Wat als je laag kadastraal inkomen: welke huurwaarde?

 

De volgende casus doet zich voor. Een vennootschap is vruchtgebruiker van een onroerend goed dat zij voor een gunstprijs verhuurt aan haar bedrijfsleider.

De vraag die zich stelt is hoe het voordeel van alle aard, in de veronderstelling dat dit aanwezig is, moet worden vastgesteld: op forfaitaire basis of op basis van de reële huurwaarde?

Werkelijke huurwaarde min betaalde huur

De Administratie is van mening dat forfaitaire ramingsregels in casu niet van toepassing zijn omdat deze enkel gelden voor een ter beschikking gesteld onroerend goed (eventueel met een eigen bijdrage) en niet op een verhuurd onroerend goed (met betaling van een huurprijs).

De Administratie vertrekt dus van de reële huurwaarde van het onroerend goed en trekt daarvan de betaalde huur af.

Bv. de reële huurwaarde bedraagt 15.000 EUR en de betaalde huur 6.000 EUR, dan blijft een te belasten voordeel van 9.000 EUR.

Forfait min betaalde huur

De belastingplichtige daarentegen is van mening dat de forfaitaire ramingsregels van toepassing zijn, ongeacht of er sprake is van terbeschikkingstelling, dan wel van huur.

Bv. het forfaitair vastgestelde voordeel bedraagt 8.000 EUR en de betaalde huur 6.000 EUR, dan blijft een te belasten voordeel van 2.000 EUR.
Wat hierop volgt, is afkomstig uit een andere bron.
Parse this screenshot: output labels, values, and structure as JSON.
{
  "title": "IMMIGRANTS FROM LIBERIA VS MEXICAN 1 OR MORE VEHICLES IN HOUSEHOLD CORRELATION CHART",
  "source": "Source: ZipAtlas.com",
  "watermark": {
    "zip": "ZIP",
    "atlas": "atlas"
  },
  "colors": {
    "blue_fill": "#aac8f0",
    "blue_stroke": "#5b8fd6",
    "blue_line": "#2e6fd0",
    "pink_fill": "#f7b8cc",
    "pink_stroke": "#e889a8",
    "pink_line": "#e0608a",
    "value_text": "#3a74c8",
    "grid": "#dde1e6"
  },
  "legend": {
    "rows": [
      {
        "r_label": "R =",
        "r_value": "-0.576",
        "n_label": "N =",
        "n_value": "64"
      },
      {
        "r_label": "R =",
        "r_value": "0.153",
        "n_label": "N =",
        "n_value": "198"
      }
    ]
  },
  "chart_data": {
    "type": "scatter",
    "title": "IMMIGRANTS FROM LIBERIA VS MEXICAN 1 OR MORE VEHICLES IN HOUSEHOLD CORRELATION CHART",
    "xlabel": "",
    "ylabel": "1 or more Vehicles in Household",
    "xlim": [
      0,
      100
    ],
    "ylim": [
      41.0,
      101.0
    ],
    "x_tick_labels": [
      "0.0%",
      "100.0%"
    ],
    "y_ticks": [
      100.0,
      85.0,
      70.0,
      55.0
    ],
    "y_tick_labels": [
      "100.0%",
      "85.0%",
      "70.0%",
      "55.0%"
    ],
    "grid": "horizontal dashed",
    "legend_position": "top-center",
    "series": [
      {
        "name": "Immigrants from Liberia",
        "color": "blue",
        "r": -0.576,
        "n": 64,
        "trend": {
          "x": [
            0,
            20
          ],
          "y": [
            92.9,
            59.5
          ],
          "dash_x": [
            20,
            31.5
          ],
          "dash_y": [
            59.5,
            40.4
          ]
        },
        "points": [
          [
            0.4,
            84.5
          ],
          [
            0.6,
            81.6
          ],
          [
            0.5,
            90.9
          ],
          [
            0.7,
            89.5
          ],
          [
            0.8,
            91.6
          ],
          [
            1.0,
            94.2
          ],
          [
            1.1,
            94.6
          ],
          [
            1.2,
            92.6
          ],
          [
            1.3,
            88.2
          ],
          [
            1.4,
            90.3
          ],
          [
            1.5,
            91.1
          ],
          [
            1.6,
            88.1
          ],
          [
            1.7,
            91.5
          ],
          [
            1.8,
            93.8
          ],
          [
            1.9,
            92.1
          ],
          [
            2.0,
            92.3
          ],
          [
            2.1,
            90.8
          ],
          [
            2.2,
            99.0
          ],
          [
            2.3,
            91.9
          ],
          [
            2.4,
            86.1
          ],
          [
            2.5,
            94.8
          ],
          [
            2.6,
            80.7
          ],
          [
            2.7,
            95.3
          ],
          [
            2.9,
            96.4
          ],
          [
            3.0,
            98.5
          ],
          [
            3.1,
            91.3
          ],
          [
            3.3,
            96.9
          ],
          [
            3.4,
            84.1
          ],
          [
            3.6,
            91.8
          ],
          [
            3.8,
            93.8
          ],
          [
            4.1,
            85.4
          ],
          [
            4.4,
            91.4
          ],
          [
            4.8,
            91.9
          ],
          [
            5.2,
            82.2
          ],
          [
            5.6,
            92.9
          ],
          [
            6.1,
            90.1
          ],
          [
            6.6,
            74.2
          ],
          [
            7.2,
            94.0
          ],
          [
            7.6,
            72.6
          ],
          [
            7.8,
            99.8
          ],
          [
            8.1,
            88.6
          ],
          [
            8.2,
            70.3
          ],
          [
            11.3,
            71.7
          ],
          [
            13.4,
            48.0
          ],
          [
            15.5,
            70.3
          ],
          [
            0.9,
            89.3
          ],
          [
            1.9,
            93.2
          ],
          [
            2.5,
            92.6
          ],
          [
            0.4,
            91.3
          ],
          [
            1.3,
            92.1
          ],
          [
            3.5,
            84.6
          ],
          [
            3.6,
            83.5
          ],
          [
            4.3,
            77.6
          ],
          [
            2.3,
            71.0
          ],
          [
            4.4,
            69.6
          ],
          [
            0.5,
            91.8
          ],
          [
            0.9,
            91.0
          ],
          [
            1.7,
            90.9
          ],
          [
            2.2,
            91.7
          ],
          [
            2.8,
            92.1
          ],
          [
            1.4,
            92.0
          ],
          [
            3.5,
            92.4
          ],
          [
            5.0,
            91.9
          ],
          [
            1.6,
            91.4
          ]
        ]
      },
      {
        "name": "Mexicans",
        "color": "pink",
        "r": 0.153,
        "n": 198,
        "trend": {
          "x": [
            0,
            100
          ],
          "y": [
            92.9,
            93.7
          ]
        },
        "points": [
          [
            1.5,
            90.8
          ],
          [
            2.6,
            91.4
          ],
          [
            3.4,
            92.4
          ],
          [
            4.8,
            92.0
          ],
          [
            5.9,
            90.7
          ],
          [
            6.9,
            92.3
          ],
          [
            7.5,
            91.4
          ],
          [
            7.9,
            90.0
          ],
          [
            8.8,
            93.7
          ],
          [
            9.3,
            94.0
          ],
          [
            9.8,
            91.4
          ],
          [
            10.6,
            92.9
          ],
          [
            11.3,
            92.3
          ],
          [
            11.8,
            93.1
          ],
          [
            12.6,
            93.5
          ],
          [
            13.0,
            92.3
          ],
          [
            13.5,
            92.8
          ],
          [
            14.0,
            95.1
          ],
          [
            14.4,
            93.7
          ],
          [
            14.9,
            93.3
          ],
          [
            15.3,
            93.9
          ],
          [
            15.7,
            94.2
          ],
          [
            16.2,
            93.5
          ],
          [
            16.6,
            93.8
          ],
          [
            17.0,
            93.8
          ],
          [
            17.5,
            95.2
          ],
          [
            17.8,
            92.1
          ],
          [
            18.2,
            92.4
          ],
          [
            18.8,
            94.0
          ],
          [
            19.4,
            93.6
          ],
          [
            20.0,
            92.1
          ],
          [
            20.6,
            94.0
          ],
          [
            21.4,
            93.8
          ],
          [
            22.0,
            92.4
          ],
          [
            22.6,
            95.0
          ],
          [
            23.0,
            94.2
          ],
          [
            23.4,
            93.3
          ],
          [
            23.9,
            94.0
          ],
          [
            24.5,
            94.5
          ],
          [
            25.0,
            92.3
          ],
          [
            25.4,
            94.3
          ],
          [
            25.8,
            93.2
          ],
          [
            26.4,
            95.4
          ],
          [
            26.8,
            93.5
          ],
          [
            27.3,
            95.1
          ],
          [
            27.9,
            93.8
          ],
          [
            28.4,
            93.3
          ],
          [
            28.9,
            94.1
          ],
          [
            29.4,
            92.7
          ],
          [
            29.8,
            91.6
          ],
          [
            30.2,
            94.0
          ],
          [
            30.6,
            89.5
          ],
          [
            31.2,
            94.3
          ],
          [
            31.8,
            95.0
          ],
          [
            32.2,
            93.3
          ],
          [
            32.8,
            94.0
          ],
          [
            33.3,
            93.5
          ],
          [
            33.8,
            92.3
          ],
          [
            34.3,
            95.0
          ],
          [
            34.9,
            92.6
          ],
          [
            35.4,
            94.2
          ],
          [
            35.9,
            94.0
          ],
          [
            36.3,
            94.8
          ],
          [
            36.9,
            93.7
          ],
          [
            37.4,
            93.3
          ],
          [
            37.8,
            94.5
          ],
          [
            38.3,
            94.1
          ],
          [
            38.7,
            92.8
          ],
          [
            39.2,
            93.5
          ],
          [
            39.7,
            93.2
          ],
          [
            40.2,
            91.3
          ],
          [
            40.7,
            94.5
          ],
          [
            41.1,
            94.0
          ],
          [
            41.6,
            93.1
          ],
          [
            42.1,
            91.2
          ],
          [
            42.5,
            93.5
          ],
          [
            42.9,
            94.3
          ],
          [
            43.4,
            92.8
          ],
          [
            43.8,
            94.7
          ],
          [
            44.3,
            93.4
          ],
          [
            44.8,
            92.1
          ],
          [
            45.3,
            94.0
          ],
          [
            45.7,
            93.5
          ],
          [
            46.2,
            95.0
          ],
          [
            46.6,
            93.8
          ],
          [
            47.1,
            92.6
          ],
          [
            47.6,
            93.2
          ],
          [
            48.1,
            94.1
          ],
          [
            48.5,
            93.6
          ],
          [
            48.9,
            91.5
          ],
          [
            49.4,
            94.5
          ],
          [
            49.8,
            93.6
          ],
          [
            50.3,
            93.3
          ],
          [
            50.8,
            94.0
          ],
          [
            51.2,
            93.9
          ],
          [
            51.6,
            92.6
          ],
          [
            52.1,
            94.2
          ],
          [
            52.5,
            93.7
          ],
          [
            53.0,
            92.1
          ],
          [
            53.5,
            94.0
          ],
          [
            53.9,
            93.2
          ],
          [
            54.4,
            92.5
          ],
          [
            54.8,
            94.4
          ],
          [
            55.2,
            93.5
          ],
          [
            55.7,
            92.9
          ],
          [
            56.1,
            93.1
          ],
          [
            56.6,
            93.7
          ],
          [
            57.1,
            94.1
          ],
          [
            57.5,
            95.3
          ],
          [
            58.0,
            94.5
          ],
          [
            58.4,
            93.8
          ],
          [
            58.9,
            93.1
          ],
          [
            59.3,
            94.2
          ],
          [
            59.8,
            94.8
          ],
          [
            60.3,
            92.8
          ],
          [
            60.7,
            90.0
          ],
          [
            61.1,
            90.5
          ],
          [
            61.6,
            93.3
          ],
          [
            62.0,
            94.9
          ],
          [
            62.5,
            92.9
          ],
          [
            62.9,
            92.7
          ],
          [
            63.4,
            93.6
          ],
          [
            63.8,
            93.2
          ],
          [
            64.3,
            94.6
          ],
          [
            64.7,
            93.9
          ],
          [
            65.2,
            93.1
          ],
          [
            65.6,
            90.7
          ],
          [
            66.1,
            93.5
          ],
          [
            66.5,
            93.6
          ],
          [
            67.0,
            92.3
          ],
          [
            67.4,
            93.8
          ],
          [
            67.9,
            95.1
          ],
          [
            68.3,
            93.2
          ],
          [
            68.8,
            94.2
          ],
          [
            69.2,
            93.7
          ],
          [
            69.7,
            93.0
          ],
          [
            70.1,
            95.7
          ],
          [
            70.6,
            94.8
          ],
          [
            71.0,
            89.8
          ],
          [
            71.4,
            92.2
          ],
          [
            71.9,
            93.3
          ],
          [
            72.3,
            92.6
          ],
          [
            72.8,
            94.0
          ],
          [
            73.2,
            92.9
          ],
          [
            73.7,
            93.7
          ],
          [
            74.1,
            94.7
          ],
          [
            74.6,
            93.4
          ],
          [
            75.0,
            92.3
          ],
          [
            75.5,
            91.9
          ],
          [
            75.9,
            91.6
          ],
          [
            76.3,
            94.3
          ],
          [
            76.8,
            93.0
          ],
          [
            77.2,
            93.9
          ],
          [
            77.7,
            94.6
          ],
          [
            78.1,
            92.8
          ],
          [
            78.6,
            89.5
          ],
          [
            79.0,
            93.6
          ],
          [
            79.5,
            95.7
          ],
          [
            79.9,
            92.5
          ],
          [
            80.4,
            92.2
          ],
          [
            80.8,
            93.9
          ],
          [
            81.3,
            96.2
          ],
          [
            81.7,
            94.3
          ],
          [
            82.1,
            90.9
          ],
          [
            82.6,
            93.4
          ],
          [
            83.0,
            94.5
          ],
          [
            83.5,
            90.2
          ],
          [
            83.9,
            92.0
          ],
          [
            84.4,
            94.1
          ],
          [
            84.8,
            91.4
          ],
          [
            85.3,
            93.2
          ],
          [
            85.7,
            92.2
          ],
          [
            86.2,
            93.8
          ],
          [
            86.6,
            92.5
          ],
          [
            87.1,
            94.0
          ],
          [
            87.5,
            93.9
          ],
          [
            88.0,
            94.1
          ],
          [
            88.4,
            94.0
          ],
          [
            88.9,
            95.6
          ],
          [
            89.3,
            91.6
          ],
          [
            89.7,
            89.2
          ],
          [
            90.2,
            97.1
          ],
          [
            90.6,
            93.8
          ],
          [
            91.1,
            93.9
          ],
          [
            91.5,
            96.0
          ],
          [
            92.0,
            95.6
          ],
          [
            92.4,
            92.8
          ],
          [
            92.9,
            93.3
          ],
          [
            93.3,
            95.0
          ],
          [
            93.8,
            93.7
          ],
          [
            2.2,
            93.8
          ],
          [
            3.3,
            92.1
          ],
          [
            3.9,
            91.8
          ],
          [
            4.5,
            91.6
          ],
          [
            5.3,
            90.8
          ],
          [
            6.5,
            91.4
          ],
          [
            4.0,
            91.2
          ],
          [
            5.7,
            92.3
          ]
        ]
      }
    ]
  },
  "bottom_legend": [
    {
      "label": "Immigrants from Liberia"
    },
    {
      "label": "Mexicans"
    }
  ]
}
Hof geeft belastingplichtige gelijk

Het hof van beroep van Gent stelt de Administratie in het ongelijk. De forfaitaire raming van het voordeel van alle aard is van toepassing, ongeacht het onroerend goed door de vennootschap wordt verhuurd dan wel ter beschikking wordt gesteld van de bedrijfsleider.